En juin 1958, passant outre les dirigeants de leur syndicat, les cheminots se mirent en grève pour une augmentation de salaire. Ils reçurent le soutien des travailleurs du pétrole, d'enseignants et d'étudiants qui manifestèrent avec eux. Le principal dirigeant de ce mouvement était Demetrio Vallejo. Il convainquit le syndicat des électriciens et celui des enseignants de soutenir la grève qui s'étendait à 100 000 travailleurs et paralysait tout le système de transport. Il y eut des affrontements avec la police et l'armée, mais les cheminots ne cédèrent pas. Dans le syndicat, les bureaucrates furent désavoués. L'affaire devenait politique et le dirigeant des grévistes s'adressa directement au président d'alors, López Mateos. En conséquence, les salaires furent augmentés de près de 17 %. Mais cette victoire fut de courte durée, l'État et les dirigeants de la CTM préparaient la revanche.
En mars 1959, le syndicat des cheminots menaçait d'une nouvelle grève pour faire appliquer l'augmentation des salaires dans des secteurs où les patrons traînaient à s'exécuter. La nouvelle équipe dirigeante crut pouvoir compter cette fois encore sur la présidence. Mais l'armée attaqua les grévistes, il y eut des morts. 10 000 cheminots furent licenciés et 15 000 perdirent leur ancienneté. Les dirigeants furent condamnés et emprisonnés. Vallejo allait purger douze années de prison.

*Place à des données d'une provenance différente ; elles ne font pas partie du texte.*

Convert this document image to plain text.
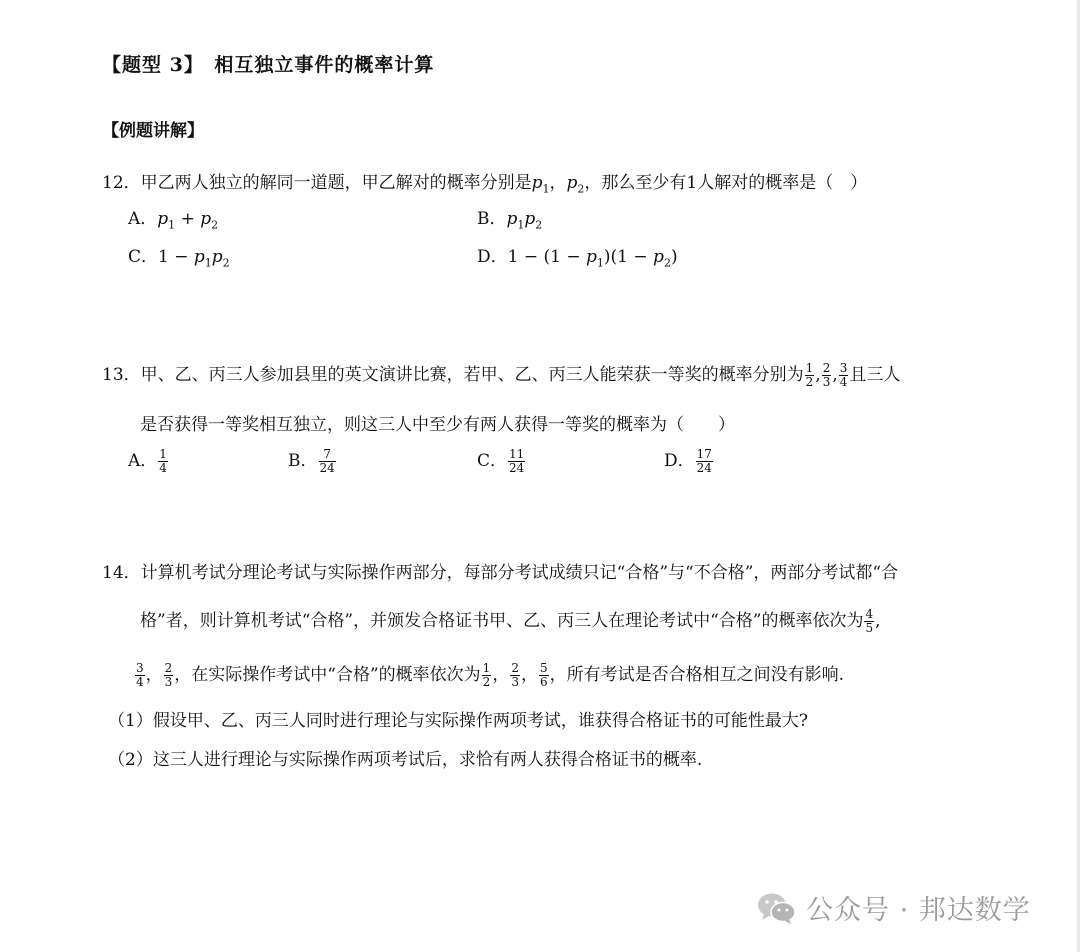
【题型 3】　相互独立事件的概率计算
【例题讲解】
12．甲乙两人独立的解同一道题，甲乙解对的概率分别是$p_1$，$p_2$，那么至少有1人解对的概率是（　）
A．$p_1 + p_2$	B．$p_1p_2$
C．$1 - p_1p_2$	D．$1 - (1 - p_1)(1 - p_2)$
13．甲、乙、丙三人参加县里的英文演讲比赛，若甲、乙、丙三人能荣获一等奖的概率分别为 $\frac{1}{2}$ , $\frac{2}{3}$ , $\frac{3}{4}$ 且三人
是否获得一等奖相互独立，则这三人中至少有两人获得一等奖的概率为（　　）
A． $\frac{1}{4}$	B． $\frac{7}{24}$	C． $\frac{11}{24}$	D． $\frac{17}{24}$
14．计算机考试分理论考试与实际操作两部分，每部分考试成绩只记“合格”与“不合格”，两部分考试都“合
格”者，则计算机考试“合格”，并颁发合格证书甲、乙、丙三人在理论考试中“合格”的概率依次为 $\frac{4}{5}$ ,
$\frac{3}{4}$ ， $\frac{2}{3}$ ，在实际操作考试中“合格”的概率依次为 $\frac{1}{2}$ ， $\frac{2}{3}$ ， $\frac{5}{6}$ ，所有考试是否合格相互之间没有影响.
（1）假设甲、乙、丙三人同时进行理论与实际操作两项考试，谁获得合格证书的可能性最大?
（2）这三人进行理论与实际操作两项考试后，求恰有两人获得合格证书的概率.
公众号 · 邦达数学
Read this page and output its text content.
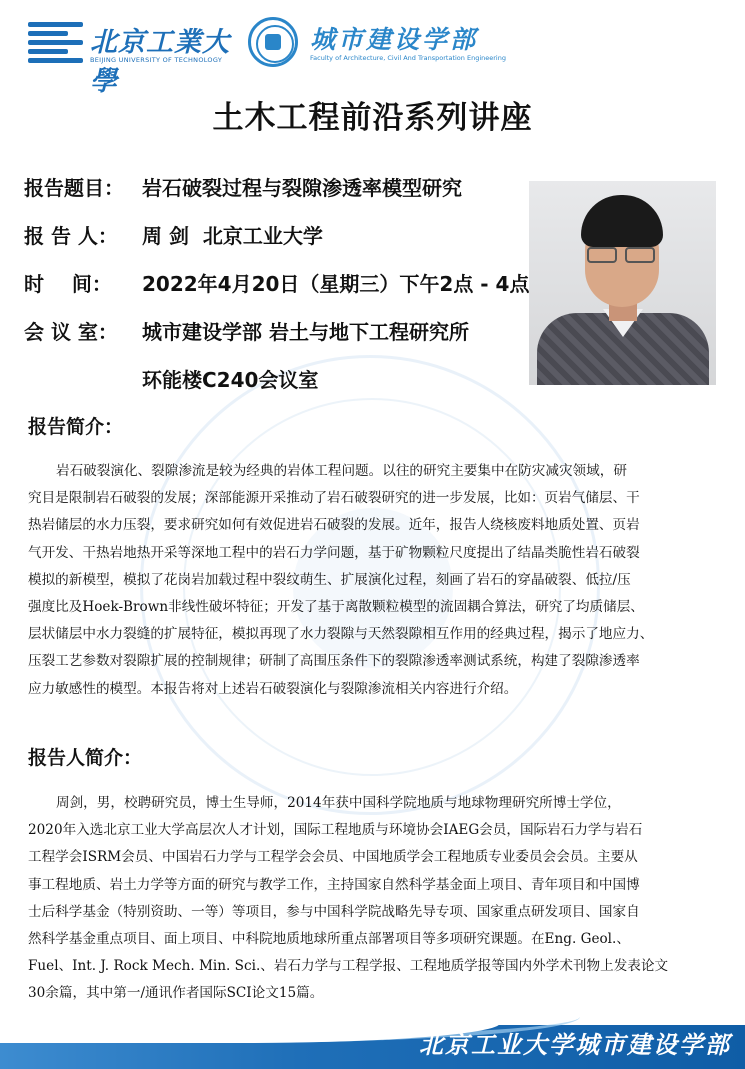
北京工業大學
BEIJING UNIVERSITY OF TECHNOLOGY
城市建设学部
Faculty of Architecture, Civil And Transportation Engineering
土木工程前沿系列讲座
报告题目： 岩石破裂过程与裂隙渗透率模型研究
报 告 人： 周 剑  北京工业大学
时    间： 2022年4月20日（星期三）下午2点 - 4点
会 议 室： 城市建设学部 岩土与地下工程研究所
环能楼C240会议室
报告简介：
岩石破裂演化、裂隙渗流是较为经典的岩体工程问题。以往的研究主要集中在防灾减灾领域，研
究目是限制岩石破裂的发展；深部能源开采推动了岩石破裂研究的进一步发展，比如：页岩气储层、干
热岩储层的水力压裂，要求研究如何有效促进岩石破裂的发展。近年，报告人绕核废料地质处置、页岩
气开发、干热岩地热开采等深地工程中的岩石力学问题，基于矿物颗粒尺度提出了结晶类脆性岩石破裂
模拟的新模型，模拟了花岗岩加载过程中裂纹萌生、扩展演化过程，刻画了岩石的穿晶破裂、低拉/压
强度比及Hoek-Brown非线性破坏特征；开发了基于离散颗粒模型的流固耦合算法，研究了均质储层、
层状储层中水力裂缝的扩展特征，模拟再现了水力裂隙与天然裂隙相互作用的经典过程，揭示了地应力、
压裂工艺参数对裂隙扩展的控制规律；研制了高围压条件下的裂隙渗透率测试系统，构建了裂隙渗透率
应力敏感性的模型。本报告将对上述岩石破裂演化与裂隙渗流相关内容进行介绍。
报告人简介：
周剑，男，校聘研究员，博士生导师，2014年获中国科学院地质与地球物理研究所博士学位，
2020年入选北京工业大学高层次人才计划，国际工程地质与环境协会IAEG会员，国际岩石力学与岩石
工程学会ISRM会员、中国岩石力学与工程学会会员、中国地质学会工程地质专业委员会会员。主要从
事工程地质、岩土力学等方面的研究与教学工作，主持国家自然科学基金面上项目、青年项目和中国博
士后科学基金（特别资助、一等）等项目，参与中国科学院战略先导专项、国家重点研发项目、国家自
然科学基金重点项目、面上项目、中科院地质地球所重点部署项目等多项研究课题。在Eng. Geol.、
Fuel、Int. J. Rock Mech. Min. Sci.、岩石力学与工程学报、工程地质学报等国内外学术刊物上发表论文
30余篇，其中第一/通讯作者国际SCI论文15篇。
北京工业大学城市建设学部
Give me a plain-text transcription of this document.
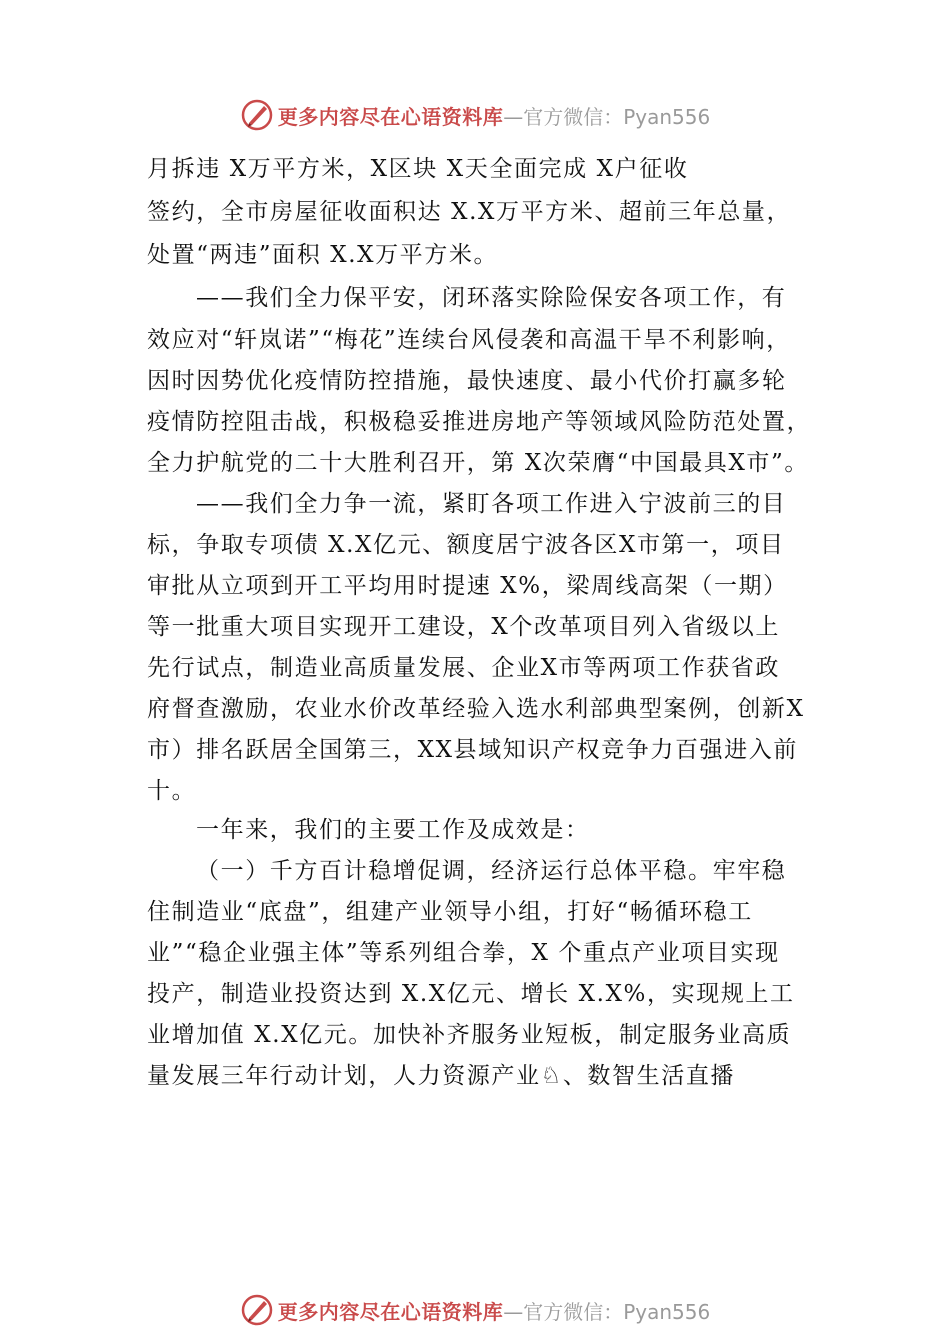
更多内容尽在心语资料库 —官方微信：Pyan556
月拆违 X万平方米，X区块 X天全面完成 X户征收
签约，全市房屋征收面积达 X.X万平方米、超前三年总量，
处置“两违”面积 X.X万平方米。
——我们全力保平安，闭环落实除险保安各项工作，有
效应对“轩岚诺”“梅花”连续台风侵袭和高温干旱不利影响，
因时因势优化疫情防控措施，最快速度、最小代价打赢多轮
疫情防控阻击战，积极稳妥推进房地产等领域风险防范处置，
全力护航党的二十大胜利召开，第 X次荣膺“中国最具X市”。
——我们全力争一流，紧盯各项工作进入宁波前三的目
标，争取专项债 X.X亿元、额度居宁波各区X市第一，项目
审批从立项到开工平均用时提速 X%，梁周线高架（一期）
等一批重大项目实现开工建设，X个改革项目列入省级以上
先行试点，制造业高质量发展、企业X市等两项工作获省政
府督查激励，农业水价改革经验入选水利部典型案例，创新X
市）排名跃居全国第三，XX县域知识产权竞争力百强进入前
十。
一年来，我们的主要工作及成效是：
（一）千方百计稳增促调，经济运行总体平稳。牢牢稳
住制造业“底盘”，组建产业领导小组，打好“畅循环稳工
业”“稳企业强主体”等系列组合拳，X 个重点产业项目实现
投产，制造业投资达到 X.X亿元、增长 X.X%，实现规上工
业增加值 X.X亿元。加快补齐服务业短板，制定服务业高质
量发展三年行动计划，人力资源产业♘、数智生活直播
更多内容尽在心语资料库 —官方微信：Pyan556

Le régime ne fut pas plus tendre avec ceux qui voulaient faire appliquer la réforme agraire, voire la relancer. C'était l'ambition d'un ancien combattant de la révolution mexicaine, Ruben Jaramillo. À 16 ans, il avait rejoint l'armée de Zapata. La présidence de Cárdenas avait relancé la réforme agraire mais elle retomba après 1940. Jaramillo comprit que son mouvement paysan avait besoin du soutien des ouvriers. Dans les années quarante, avec la guerre mondiale, le PC mexicain étant pour l'union sacrée avec le gouvernement, il se rapprocha des trotskystes, alors les seuls pour la lutte de classes et contre l'impérialisme. En 1948, il se présenta comme candidat au poste de gouverneur de Morelos. Il reçut un bon accueil des paysans et ouvriers. Ayant dénoncé la fraude du PRI dans cette élection, une pratique commune de ce parti, il fut mis hors la loi et se réfugia dans la Sierra avec ses compagnons tout en poursuivant son agitation en direction des paysans. En 1953, il fut amnistié. Il devint le défenseur incontesté des droits des paysans pauvres. À la campagne présidentielle de 1958, Lopez Mateos s'arrangea pour être photographié à ses côtés et lui proposa même un poste gouvernemental que Jaramillo refusa.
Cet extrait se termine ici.